Mai fidarsi delle lolite. Sono vendicative. Di brutto. Anche perché non è che se sei bella, disinibita, sexy e con tanta voglia di divertirti devi finire stuprata dal primo amico che passa nella villa da favola del tuo amante sposato nel mezzo del deserto. Certo che no. Anche perché agli occhi di lui e dell’altro e dell’altro ancora, potresti anche sembrare stupida, ma non lo sei per niente. E allora? E allora sono cavoli loro… Revenge – thriller pulp un po’ tarantiniano ma anche Rodriguez avrebbe da dire la sua – è uno di quei film che ti danno, alla fine, una grande soddisfazione. Non quelli che ti mangi il fegato fino all’ultimo fotogramma e ci pensi pure dopo, qui te lo mangi solo fino a un certo punto, poi ti freghi le mani, sorridi e dici tra te e te: ottimo, così si fa, vi sta bene. Anche se probabilmente, anzi, sicuramente, non saresti in grado in certune simili drammatiche circostanze di fare neanche la metà di ciò che riesce a fare Jen, bionda, bella e svampita, trasformatasi nel giro di poche ore in cui è rimasta impalata nel bel mezzo del nulla, in una sorta di Ramba senza paura che se prima te la immaginavi che si sarebbe voltata dall’altra parte per non vedere l’ago che le entrava in vena in una banalissima analisi del sangue, ora te la trovi più tosta di Wonder Woman o Lara Croft capace di tirarsi fuori dal torace il ramo di un albero e di cauterizzarsi il buco nel pancino con una lattina di birra arroventata. Non è da tutti, bisogna ammetterlo. Anche se è vero che i funghetti allucinogeni aiutano…

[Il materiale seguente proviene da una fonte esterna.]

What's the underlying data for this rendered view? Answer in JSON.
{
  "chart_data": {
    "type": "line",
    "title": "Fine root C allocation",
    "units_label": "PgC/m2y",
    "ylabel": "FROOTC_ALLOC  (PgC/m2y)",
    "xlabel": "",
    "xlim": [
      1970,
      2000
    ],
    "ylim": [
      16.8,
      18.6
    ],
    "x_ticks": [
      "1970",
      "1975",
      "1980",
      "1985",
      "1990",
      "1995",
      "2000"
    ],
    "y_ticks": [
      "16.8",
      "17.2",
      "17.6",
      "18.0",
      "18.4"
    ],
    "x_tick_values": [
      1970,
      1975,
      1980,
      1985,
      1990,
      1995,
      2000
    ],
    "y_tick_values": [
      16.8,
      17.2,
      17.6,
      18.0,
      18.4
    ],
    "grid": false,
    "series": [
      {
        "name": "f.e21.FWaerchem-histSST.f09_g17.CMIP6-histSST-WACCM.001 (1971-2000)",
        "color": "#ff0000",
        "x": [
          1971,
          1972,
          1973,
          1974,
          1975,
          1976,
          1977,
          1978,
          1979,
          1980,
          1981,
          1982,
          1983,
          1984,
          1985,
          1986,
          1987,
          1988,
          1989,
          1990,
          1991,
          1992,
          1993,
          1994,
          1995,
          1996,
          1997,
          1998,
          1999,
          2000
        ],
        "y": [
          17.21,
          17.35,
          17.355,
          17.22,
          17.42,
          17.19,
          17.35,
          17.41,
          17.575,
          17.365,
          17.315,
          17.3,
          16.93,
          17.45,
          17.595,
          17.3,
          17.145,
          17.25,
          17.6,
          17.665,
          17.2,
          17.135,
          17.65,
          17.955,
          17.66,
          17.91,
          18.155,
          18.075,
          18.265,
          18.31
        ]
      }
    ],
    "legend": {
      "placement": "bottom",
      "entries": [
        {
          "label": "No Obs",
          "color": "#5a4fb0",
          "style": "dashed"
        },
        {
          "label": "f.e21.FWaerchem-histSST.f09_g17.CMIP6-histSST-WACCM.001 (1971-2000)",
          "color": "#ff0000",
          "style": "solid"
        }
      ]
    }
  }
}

In Revenge Jen è magistralmente interpretata da Matilda Lutz, giovane modella già vista, pensate un po’, in Fuoriclasse, la serie di Rai 1 con Luciana Littizzetto, ma prima ne L’ultima ruota del carro di Veronesi, e poi ne L’Universale per approdare, e sì che ha talento per gli horror, a The Ring 3 fino a L’estate addosso di Muccino, che proprio a Lara Croft ha detto di essersi ispirata per il personaggio di Jen. Ed è altrettanto magistralmente diretta da un’altra donna, Coralie Fargeat, pluripremiata per i suoi corti The Telegram e Reality +, qui al suo lungometraggio d’esordio che ha pure scritto, immaginiamo in un impeto di rabbia indubbiamente giustificata verso il genere maschile, o quanto meno per parte di esso. “Anche se non muore fisicamente, il personaggio di Jen muore simbolicamente – spiega la regista – Ferita nel corpo e nell’anima, questa dolce e insipida bambola rinascerà, trasformandosi in una donna dura, spietata e implacabile. Una donna che niente e nessuno potrà mai più manipolare e maltrattare. Su un ulteriore piano, questa pellicola simboleggia il modo degradante in cui le donne vengono rappresentate nei film: troppo spesso viste come un oggetto sessuale, spogliate e umiliate. Il film, inizialmente, gioca proprio con questa rappresentazione, enfatizzandola al massimo così da sovvertirla brutalmente. La protagonista, in questo modo, diviene la figura forte del film, un supereroe donna, nonché la forza trainante dell’azione”. Se vi sembra troppo, beh, l’intenzione era proprio quella: “Il film è rappresentato in un modo non realistico, è puro cinema di genere” chiosa Coralie Fargeat.
Quindi se all’inizio Jen può anche starci antipatica, troppo bella, troppo magra, troppo ammiccante, troppo contro tutto ciò che le donne cercano da tempo di non voler essere considerate, alla fine, beh, ‘vai Jen, yeah, sei tutte noi!’ Per cui, donne, andatelo a vedere. E portateci anche i vostri uomini che prima soltanto di rispondervi male, ci penseranno un po’, almeno finchè non svanirà l’effetto Revenge. Ah già, gli uomini… nel film sono interpretati da Kevin Janssens, Vincent Colombe e Guillaume Bouchede. Ma non dimentichiamo né sottovalutiamo l’altra protagonista di Revenge che è la scia di sangue. La scia di sangue ti porta dove qualcuno si nasconde, dove qualcuno è morto, dove qualcuno ti salterà addosso all’improvviso. Ma la scia di sangue, occhio, può anche salvarti. Revenge è in sala con Midnight Factory (Koch Media) da oggi, giovedì 6 settembre.